Selfie-Capture Dynamics as an Auxiliary Signal Against Deepfakes and Injection Attacks for Mobile Identity Verification

Authors: Erkka Rantahalvari, Olli Silvén, Zinelabidine Boulkenafet, Constantino Álvarez Casado

Published: 2026-04-30 20:46:18+00:00

Comment: 12 pages, 5 figures, 8 tables, 51 references, conference

AI Summary

This paper explores the use of passive motion traces captured during mobile selfie verification as an auxiliary signal to combat deepfakes and injection attacks in remote identity verification (RIdV). The authors introduce CanSelfie, a multi-sensor dataset, and benchmark various time-series classifiers and anomaly detectors for spoof screening and user verification. Their findings indicate that short selfie-capture motion dynamics contain measurable spoof-related and identity-related information, providing a low-friction complementary evidence channel.

Abstract

Mobile remote identity verification (RIdV) systems are exposed to attacks that manipulate or replace the facial video stream, including presentation attacks, real-time deepfakes, and video injection. Recent European requirements, including ETSI TS 119 461 and CEN/TS 18099, motivate complementary evidence channels beyond camera-based presentation-attack detection. This paper investigates whether passive motion traces recorded during selfie capture provide auxiliary evidence for spoof screening and user verification. We introduce CanSelfie, a dataset of 375 bona fide multi-sensor sequences collected at 50\\,Hz from 30 participants using a commercial mobile RIdV application, together with stationary, handheld, and temporally shifted attack-proxy scenarios. We benchmark 7 multivariate time-series classifiers and 8 whole-series anomaly detectors across sensor configurations and temporal windows.

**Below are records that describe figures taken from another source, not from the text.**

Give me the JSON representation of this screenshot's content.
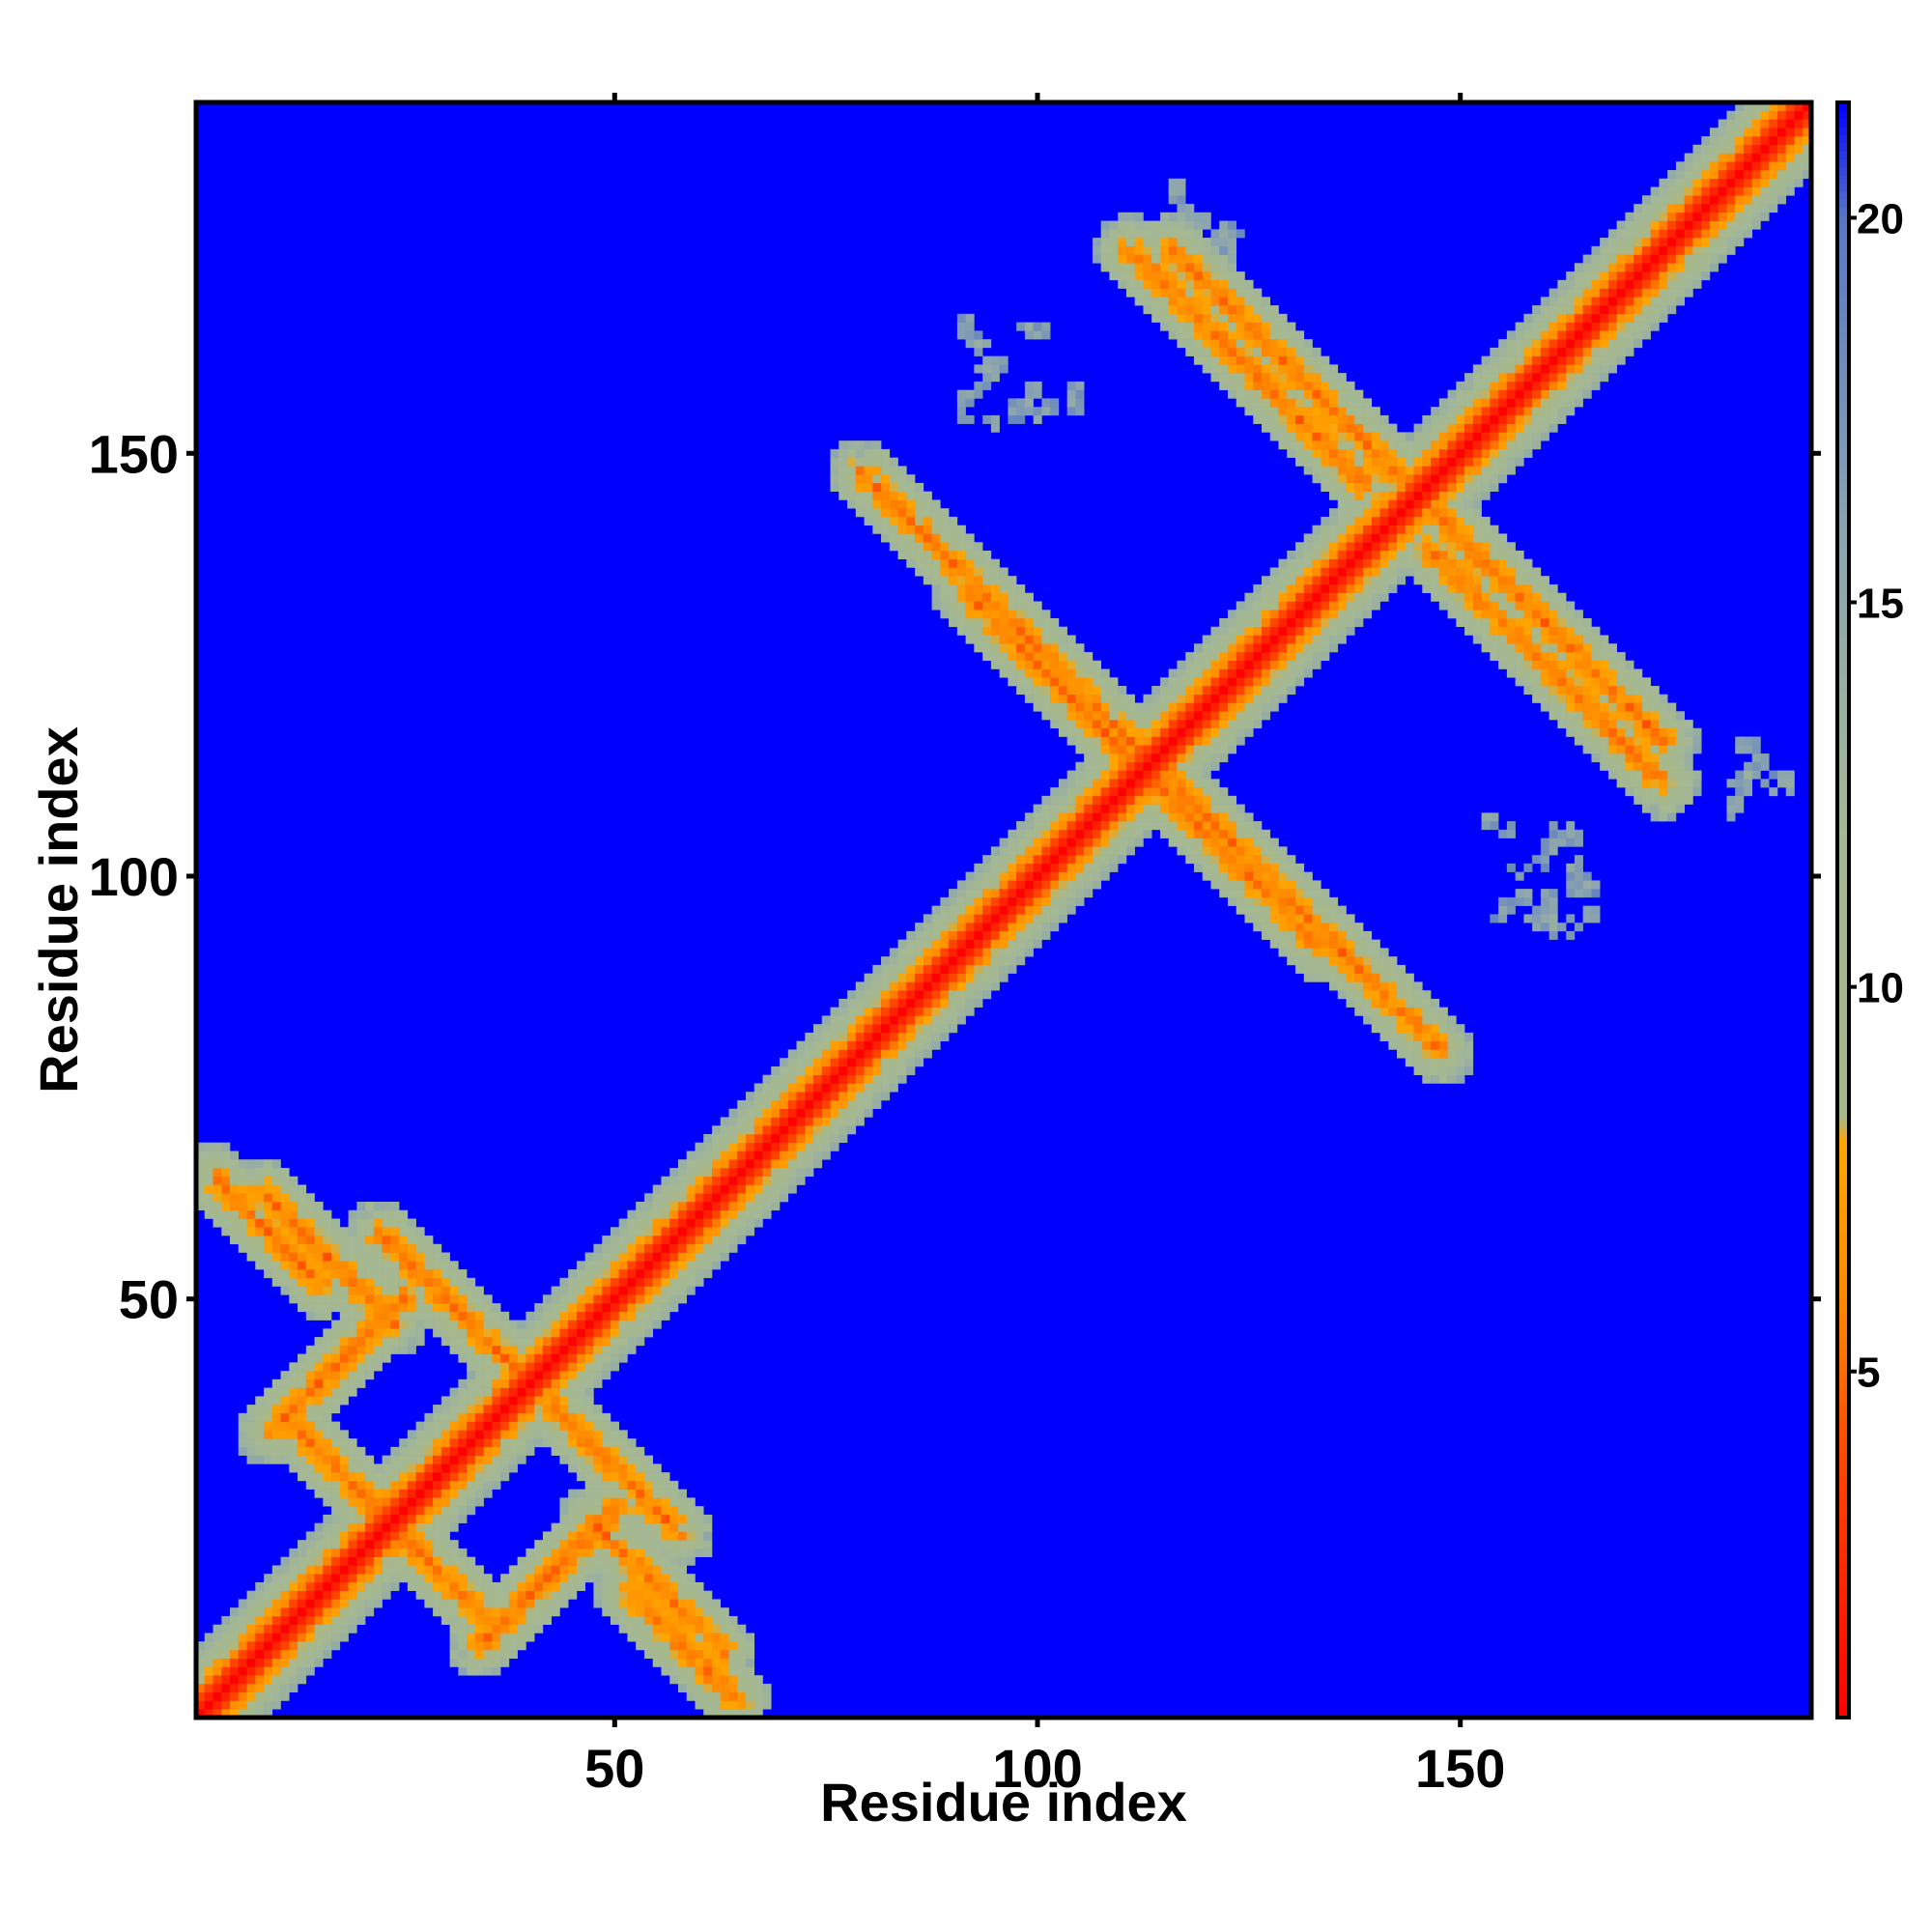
{
  "chart_data": {
    "type": "heatmap",
    "title": "",
    "xlabel": "Residue index",
    "ylabel": "Residue index",
    "xlim": [
      1,
      191
    ],
    "ylim": [
      1,
      191
    ],
    "x_ticks": [
      50,
      100,
      150
    ],
    "y_ticks": [
      50,
      100,
      150
    ],
    "value_range": [
      0.5,
      21.5
    ],
    "colorbar": {
      "ticks": [
        5,
        10,
        15,
        20
      ],
      "stops": [
        {
          "value": 0.5,
          "color": "#ff0000"
        },
        {
          "value": 4.0,
          "color": "#ff4a00"
        },
        {
          "value": 6.0,
          "color": "#ff8a00"
        },
        {
          "value": 8.0,
          "color": "#ffa500"
        },
        {
          "value": 8.3,
          "color": "#a8b88a"
        },
        {
          "value": 12.0,
          "color": "#a4b896"
        },
        {
          "value": 16.0,
          "color": "#8aa3b0"
        },
        {
          "value": 20.0,
          "color": "#5778c6"
        },
        {
          "value": 21.5,
          "color": "#0000ff"
        }
      ]
    },
    "diagonal_band": {
      "core_value": 0.5,
      "halfwidth_residues": 8
    },
    "contact_features": [
      {
        "kind": "antiparallel",
        "center": [
          30,
          50
        ],
        "length": 22
      },
      {
        "kind": "antiparallel",
        "center": [
          20,
          27
        ],
        "length": 22
      },
      {
        "kind": "antiparallel",
        "center": [
          55,
          16
        ],
        "length": 22
      },
      {
        "kind": "antiparallel",
        "center": [
          58,
          9
        ],
        "length": 18
      },
      {
        "kind": "parallel",
        "center": [
          45,
          20
        ],
        "length": 16
      },
      {
        "kind": "parallel",
        "center": [
          15,
          40
        ],
        "length": 16
      },
      {
        "kind": "antiparallel",
        "center": [
          97,
          130
        ],
        "length": 50
      },
      {
        "kind": "antiparallel",
        "center": [
          130,
          160
        ],
        "length": 40
      },
      {
        "kind": "antiparallel",
        "center": [
          120,
          105
        ],
        "length": 38
      },
      {
        "kind": "antiparallel",
        "center": [
          160,
          125
        ],
        "length": 40
      },
      {
        "kind": "patch",
        "center": [
          98,
          160
        ],
        "size": 14
      },
      {
        "kind": "patch",
        "center": [
          160,
          100
        ],
        "size": 14
      },
      {
        "kind": "patch",
        "center": [
          118,
          178
        ],
        "size": 10
      },
      {
        "kind": "patch",
        "center": [
          185,
          112
        ],
        "size": 8
      }
    ]
  }
}
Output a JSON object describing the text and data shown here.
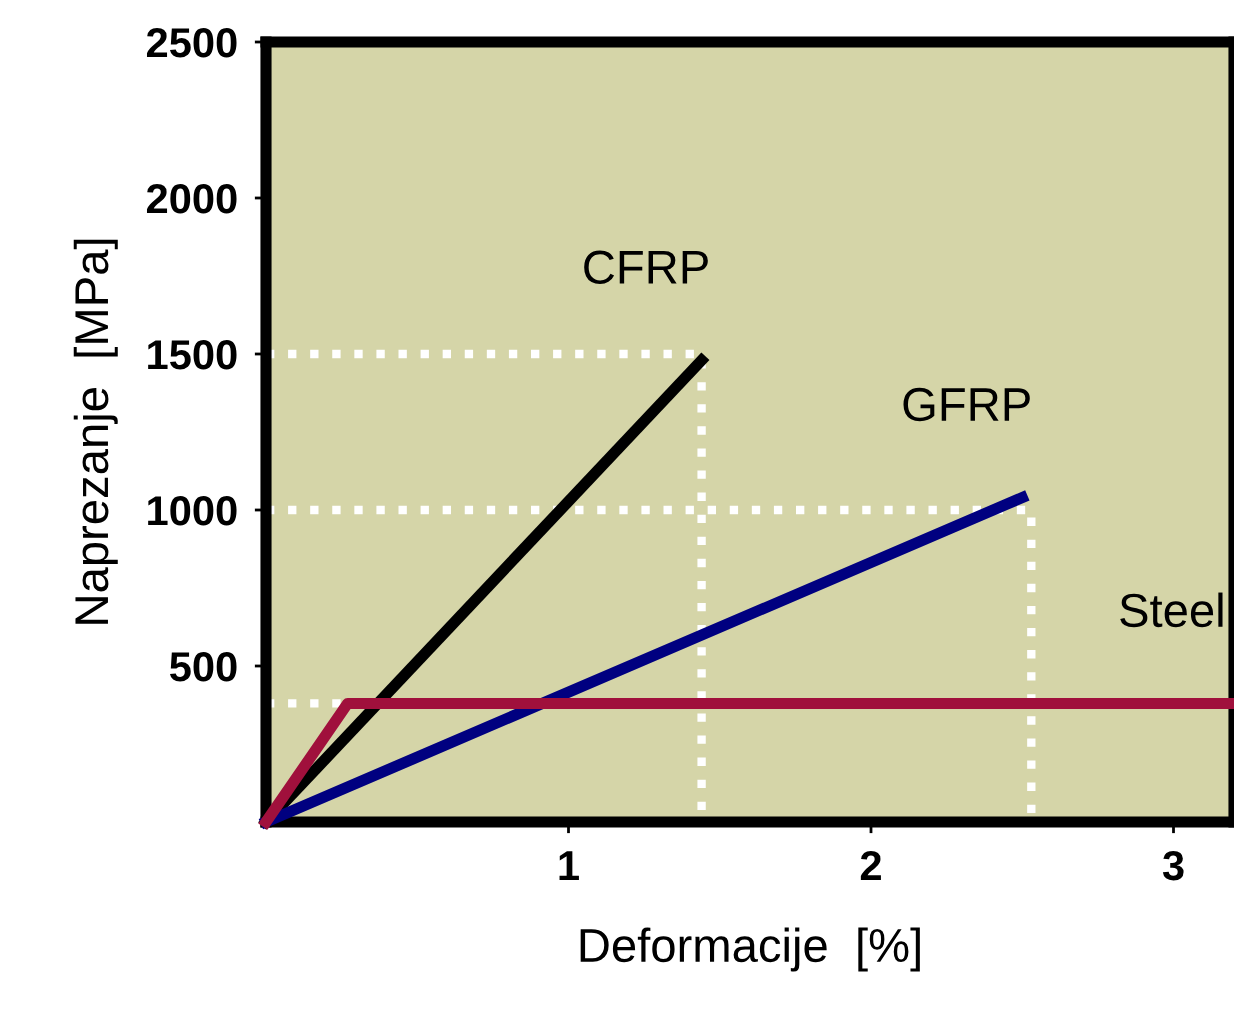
{
  "chart_data": {
    "type": "line",
    "xlabel": "Deformacije  [%]",
    "ylabel": "Naprezanje  [MPa]",
    "xlim": [
      0,
      3.2
    ],
    "ylim": [
      0,
      2500
    ],
    "xticks": [
      1,
      2,
      3
    ],
    "yticks": [
      500,
      1000,
      1500,
      2000,
      2500
    ],
    "grid": false,
    "legend": false,
    "line_style": "solid",
    "marker": "none",
    "series": [
      {
        "color": "#ffffff",
        "line_style": "dotted",
        "x": [
          0,
          1.44,
          1.44
        ],
        "values": [
          1500,
          1500,
          0
        ]
      },
      {
        "color": "#ffffff",
        "line_style": "dotted",
        "x": [
          0,
          2.53,
          2.53
        ],
        "values": [
          1000,
          1000,
          0
        ]
      },
      {
        "color": "#ffffff",
        "line_style": "dotted",
        "x": [
          0,
          0.27
        ],
        "values": [
          380,
          380
        ]
      },
      {
        "name": "CFRP",
        "color": "#000000",
        "x": [
          0,
          1.44
        ],
        "values": [
          0,
          1480
        ]
      },
      {
        "name": "GFRP",
        "color": "#000080",
        "x": [
          0,
          2.5
        ],
        "values": [
          0,
          1040
        ]
      },
      {
        "name": "Steel",
        "color": "#a0103c",
        "x": [
          0,
          0.27,
          3.2
        ],
        "values": [
          0,
          380,
          380
        ]
      }
    ]
  }
}
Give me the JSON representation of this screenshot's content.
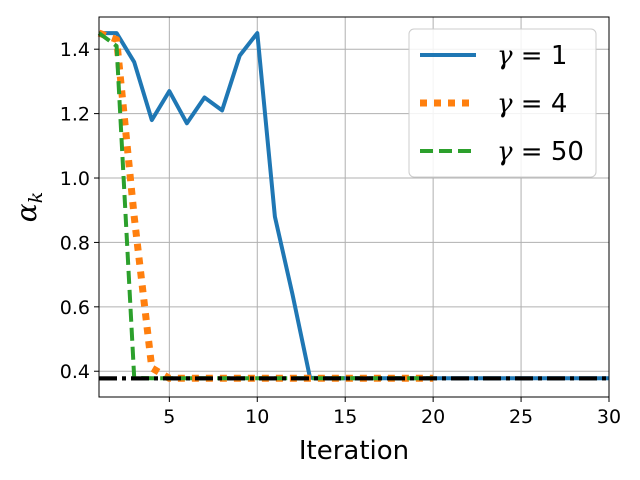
{
  "chart_data": {
    "type": "line",
    "title": "",
    "xlabel": "Iteration",
    "ylabel": "α",
    "ylabel_subscript": "k",
    "xlim": [
      1,
      30
    ],
    "ylim": [
      0.32,
      1.5
    ],
    "xticks": [
      5,
      10,
      15,
      20,
      25,
      30
    ],
    "yticks": [
      0.4,
      0.6,
      0.8,
      1.0,
      1.2,
      1.4
    ],
    "grid": true,
    "legend_position": "top-right",
    "series": [
      {
        "name": "γ = 1",
        "color": "#1f77b4",
        "style": "solid",
        "x": [
          1,
          2,
          3,
          4,
          5,
          6,
          7,
          8,
          9,
          10,
          11,
          12,
          13,
          14,
          15,
          16,
          17,
          18,
          19,
          20,
          21,
          22,
          23,
          24,
          25,
          26,
          27,
          28,
          29,
          30
        ],
        "y": [
          1.45,
          1.45,
          1.36,
          1.18,
          1.27,
          1.17,
          1.25,
          1.21,
          1.38,
          1.45,
          0.88,
          0.64,
          0.38,
          0.378,
          0.378,
          0.378,
          0.378,
          0.378,
          0.378,
          0.378,
          0.378,
          0.378,
          0.378,
          0.378,
          0.378,
          0.378,
          0.378,
          0.378,
          0.378,
          0.378
        ]
      },
      {
        "name": "γ = 4",
        "color": "#ff7f0e",
        "style": "dotted",
        "x": [
          1,
          2,
          3,
          4,
          5,
          6,
          7,
          8,
          9,
          10,
          11,
          12,
          13,
          14,
          15,
          16,
          17,
          18,
          19,
          20
        ],
        "y": [
          1.45,
          1.43,
          0.88,
          0.41,
          0.378,
          0.378,
          0.378,
          0.378,
          0.378,
          0.378,
          0.378,
          0.378,
          0.378,
          0.378,
          0.378,
          0.378,
          0.378,
          0.378,
          0.378,
          0.378
        ]
      },
      {
        "name": "γ = 50",
        "color": "#2ca02c",
        "style": "dashed",
        "x": [
          1,
          2,
          3,
          4,
          5,
          6,
          7,
          8,
          9,
          10,
          11,
          12,
          13,
          14,
          15,
          16,
          17,
          18,
          19,
          20
        ],
        "y": [
          1.45,
          1.41,
          0.38,
          0.378,
          0.378,
          0.378,
          0.378,
          0.378,
          0.378,
          0.378,
          0.378,
          0.378,
          0.378,
          0.378,
          0.378,
          0.378,
          0.378,
          0.378,
          0.378,
          0.378
        ]
      }
    ],
    "reference_line": {
      "y": 0.378,
      "color": "#000000",
      "style": "dashdot"
    },
    "legend": [
      {
        "label_prefix": "γ",
        "label_suffix": " = 1",
        "color": "#1f77b4",
        "style": "solid"
      },
      {
        "label_prefix": "γ",
        "label_suffix": " = 4",
        "color": "#ff7f0e",
        "style": "dotted"
      },
      {
        "label_prefix": "γ",
        "label_suffix": " = 50",
        "color": "#2ca02c",
        "style": "dashed"
      }
    ]
  }
}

For spoof screening, accelerometer-only ROCKAD obtains 0.00\\% false rejection rate (FRR) and 43.8\\% false acceptance rate (FAR), while QUANT+3-NN obtains the lowest overall FAR of 32.0\\% at 2.37\\% FRR; both reject all stationary attack proxies. For same-device and same-session user verification, WEASEL+MUSE reaches 1.07\\% equal error rate (EER) using 9 sensor channels. The analysis shows that raw accelerometer data, preserving gravity and orientation cues, is the most informative modality, and that closed-set classification accuracy alone does not imply good verification performance because threshold calibration depends on score distributions. The findings suggest that short selfie-capture motion traces contain measurable spoof-related and identity-related information, supporting their use as a low-friction auxiliary signal while also identifying the need for cross-device, cross-session, and real injection-attack evaluation.


Key findings
For spoof screening, ROCKAD achieved 0.00% FRR with 43.8% overall FAR, effectively rejecting all stationary attack proxies. In classification-based user verification, WEASEL+MUSE demonstrated strong performance with a 1.07% Equal Error Rate (EER) using 9 sensor channels. The analysis revealed that raw accelerometer data, preserving gravity and orientation cues, is the most informative modality, and that score calibration is crucial for verification performance beyond closed-set classification accuracy.
Approach
The researchers collected a novel multi-sensor dataset, CanSelfie, comprising bona fide selfie capture sequences and various attack-proxy scenarios (stationary, handheld, and temporally shifted). They benchmarked 7 multivariate time-series classifiers and 8 whole-series anomaly detectors across different sensor configurations and temporal windows. The evaluation focused on genuine-versus-spoof screening, 10-shot one-class user verification, and classification-based user verification using only motion data.
Datasets
CanSelfie
Model(s)
Time Series Classifiers: MR-HYDRA, WEASEL+MUSE, QUANT, r-STSF, RDST, ResNet, catch22. Whole-Series Anomaly Detectors: ROCKAD, Isolation Forest (on raw series), Isolation Forest (on QUANT features), one-class SVM (RBF), Euclidean k-NN, DTW k-NN, QUANT-based k-NN, LSTM autoencoder.